18 May 2026 — Major update for optional sign-in and cloud sync launch. Adds Section 3 (optional sign-in — phone, email/password, Google, Apple Sign-In). Updates Section 4 (religious data — cloud sync now live via Firebase). Updates Sections 5 and 6 to cover signed-in user transmission. Rewrites Section 7 (cloud sync now live, not future). Updates Section 13 (third-party services — adds Firebase Auth, Firestore, Google Sign-In, Apple Sign-In). Updates Section 14 (rights — adds account deletion path). Updates Section 15 (security — adds Firebase encryption). All section numbers above 2 shifted by one to accommodate new Section 3.

15 May 2026 — Updates Section 13 to clarify the two-step deletion process: uninstall the app for on-device data, then email for any remote data. Links to /delete-data for full instructions.

11 May 2026 — Adds Section 17 covering the online jap counter at /counter and its PWA service worker. Confirms no analytics events fire on tap, mala completion, or naam change. Notes that local-storage data never leaves the device and that the service worker caches only page assets.

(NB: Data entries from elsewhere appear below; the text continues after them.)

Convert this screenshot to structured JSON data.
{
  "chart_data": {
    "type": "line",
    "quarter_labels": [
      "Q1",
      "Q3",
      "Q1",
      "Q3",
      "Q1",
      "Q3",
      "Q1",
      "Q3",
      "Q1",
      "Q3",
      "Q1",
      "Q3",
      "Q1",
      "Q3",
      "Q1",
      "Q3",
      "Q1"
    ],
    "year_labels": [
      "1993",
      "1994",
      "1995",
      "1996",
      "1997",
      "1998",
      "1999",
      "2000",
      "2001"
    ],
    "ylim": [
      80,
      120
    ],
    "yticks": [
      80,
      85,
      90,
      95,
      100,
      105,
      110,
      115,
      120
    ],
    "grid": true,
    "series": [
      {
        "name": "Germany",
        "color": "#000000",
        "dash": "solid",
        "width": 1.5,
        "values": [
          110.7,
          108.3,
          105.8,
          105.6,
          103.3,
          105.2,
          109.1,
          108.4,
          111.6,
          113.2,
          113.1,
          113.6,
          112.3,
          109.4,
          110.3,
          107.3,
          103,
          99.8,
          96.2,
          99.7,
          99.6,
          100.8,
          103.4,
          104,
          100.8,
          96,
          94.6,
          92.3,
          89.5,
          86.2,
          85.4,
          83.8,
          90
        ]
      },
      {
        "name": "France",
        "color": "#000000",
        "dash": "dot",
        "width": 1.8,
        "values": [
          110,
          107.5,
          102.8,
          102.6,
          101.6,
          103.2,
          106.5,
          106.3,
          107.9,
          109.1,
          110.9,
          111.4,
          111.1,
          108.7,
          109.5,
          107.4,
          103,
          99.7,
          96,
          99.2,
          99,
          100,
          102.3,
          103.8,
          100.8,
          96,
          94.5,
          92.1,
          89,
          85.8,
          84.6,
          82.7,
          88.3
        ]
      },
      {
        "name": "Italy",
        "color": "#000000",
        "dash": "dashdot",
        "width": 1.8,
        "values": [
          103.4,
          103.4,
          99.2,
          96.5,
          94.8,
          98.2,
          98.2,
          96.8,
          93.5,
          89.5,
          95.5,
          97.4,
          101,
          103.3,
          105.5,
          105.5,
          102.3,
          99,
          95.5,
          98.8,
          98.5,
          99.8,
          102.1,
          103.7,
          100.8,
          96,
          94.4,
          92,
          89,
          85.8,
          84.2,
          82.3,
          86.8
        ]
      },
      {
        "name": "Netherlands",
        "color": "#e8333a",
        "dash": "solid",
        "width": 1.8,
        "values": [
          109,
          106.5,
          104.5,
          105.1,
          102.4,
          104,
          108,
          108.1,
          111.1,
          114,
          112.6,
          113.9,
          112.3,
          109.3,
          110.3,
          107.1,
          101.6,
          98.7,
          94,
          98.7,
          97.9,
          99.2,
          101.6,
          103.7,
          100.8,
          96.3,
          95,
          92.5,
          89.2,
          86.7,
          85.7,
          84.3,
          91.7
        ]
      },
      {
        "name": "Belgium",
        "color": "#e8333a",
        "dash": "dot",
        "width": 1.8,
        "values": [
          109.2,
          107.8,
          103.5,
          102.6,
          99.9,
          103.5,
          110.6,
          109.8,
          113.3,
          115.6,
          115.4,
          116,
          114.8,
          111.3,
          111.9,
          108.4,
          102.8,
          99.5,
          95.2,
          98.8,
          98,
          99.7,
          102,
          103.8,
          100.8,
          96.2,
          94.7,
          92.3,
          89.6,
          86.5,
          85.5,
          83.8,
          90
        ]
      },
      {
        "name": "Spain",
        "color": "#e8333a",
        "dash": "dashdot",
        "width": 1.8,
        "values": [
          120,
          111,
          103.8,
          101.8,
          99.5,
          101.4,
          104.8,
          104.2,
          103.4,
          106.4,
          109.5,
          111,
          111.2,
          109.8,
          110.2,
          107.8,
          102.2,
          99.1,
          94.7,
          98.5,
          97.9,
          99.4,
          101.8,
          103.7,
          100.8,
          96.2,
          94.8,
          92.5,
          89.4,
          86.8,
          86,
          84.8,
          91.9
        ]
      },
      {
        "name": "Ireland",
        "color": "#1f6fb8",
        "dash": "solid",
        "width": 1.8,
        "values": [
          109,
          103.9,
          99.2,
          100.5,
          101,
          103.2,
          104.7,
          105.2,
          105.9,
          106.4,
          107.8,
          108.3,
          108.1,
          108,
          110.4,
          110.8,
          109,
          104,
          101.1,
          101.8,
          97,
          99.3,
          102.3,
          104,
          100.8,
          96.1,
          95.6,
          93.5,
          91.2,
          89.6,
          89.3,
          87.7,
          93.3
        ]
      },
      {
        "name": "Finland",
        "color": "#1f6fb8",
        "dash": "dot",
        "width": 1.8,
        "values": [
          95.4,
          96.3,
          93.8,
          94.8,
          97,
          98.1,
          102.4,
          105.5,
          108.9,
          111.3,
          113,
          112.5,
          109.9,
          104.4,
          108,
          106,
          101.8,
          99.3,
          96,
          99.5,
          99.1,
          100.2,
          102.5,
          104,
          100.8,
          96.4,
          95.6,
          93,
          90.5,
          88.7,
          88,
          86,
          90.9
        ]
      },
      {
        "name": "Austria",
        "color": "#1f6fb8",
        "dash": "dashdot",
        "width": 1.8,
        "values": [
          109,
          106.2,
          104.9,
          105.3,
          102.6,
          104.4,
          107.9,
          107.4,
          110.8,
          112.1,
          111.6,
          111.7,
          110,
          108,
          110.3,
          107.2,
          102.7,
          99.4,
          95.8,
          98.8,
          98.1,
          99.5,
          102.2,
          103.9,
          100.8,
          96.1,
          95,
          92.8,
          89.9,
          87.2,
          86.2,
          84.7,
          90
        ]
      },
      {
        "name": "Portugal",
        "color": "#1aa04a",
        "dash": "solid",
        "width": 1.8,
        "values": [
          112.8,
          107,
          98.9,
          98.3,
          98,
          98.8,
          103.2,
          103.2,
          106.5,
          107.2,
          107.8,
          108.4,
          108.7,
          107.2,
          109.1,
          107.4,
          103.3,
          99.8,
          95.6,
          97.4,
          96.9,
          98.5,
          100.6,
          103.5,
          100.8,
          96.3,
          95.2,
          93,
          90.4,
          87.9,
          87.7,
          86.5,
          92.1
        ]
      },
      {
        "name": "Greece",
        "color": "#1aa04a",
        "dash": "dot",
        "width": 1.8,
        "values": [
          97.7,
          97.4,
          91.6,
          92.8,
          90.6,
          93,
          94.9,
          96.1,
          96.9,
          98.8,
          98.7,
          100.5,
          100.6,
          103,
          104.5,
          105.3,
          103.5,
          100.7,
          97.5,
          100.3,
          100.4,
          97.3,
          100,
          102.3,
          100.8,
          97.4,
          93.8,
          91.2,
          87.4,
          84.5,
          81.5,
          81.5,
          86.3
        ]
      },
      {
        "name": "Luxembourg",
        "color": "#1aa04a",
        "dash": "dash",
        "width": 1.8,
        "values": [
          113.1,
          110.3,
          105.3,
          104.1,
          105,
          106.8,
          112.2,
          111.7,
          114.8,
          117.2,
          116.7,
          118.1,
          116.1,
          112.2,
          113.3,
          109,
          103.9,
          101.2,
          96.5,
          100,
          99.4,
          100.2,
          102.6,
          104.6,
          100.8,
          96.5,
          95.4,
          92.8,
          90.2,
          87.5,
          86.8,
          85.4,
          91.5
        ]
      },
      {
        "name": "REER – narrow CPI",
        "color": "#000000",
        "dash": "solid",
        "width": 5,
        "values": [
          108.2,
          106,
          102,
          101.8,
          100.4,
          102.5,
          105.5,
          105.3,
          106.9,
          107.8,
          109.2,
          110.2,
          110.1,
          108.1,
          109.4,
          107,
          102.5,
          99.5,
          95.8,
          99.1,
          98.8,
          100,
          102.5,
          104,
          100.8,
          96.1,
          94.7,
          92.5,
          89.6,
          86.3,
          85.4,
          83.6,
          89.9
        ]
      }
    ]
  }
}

8 May 2026 — Initial published version. Names Dishika Singh as data controller. Adds enumerated GDPR rights including the right to lodge a complaint with a supervisory authority. Adds CCPA "we do not sell or share" notice. Adds GDPR Article 9 special-category-data note. Clarifies that notifications are scheduled locally, not via a push server. Clarifies that in-app purchase identity stays with Apple/Google. Adds Apple Watch and widget on-device note. Adds 72-hour breach-notification commitment. Adds 12-month Resend retention period.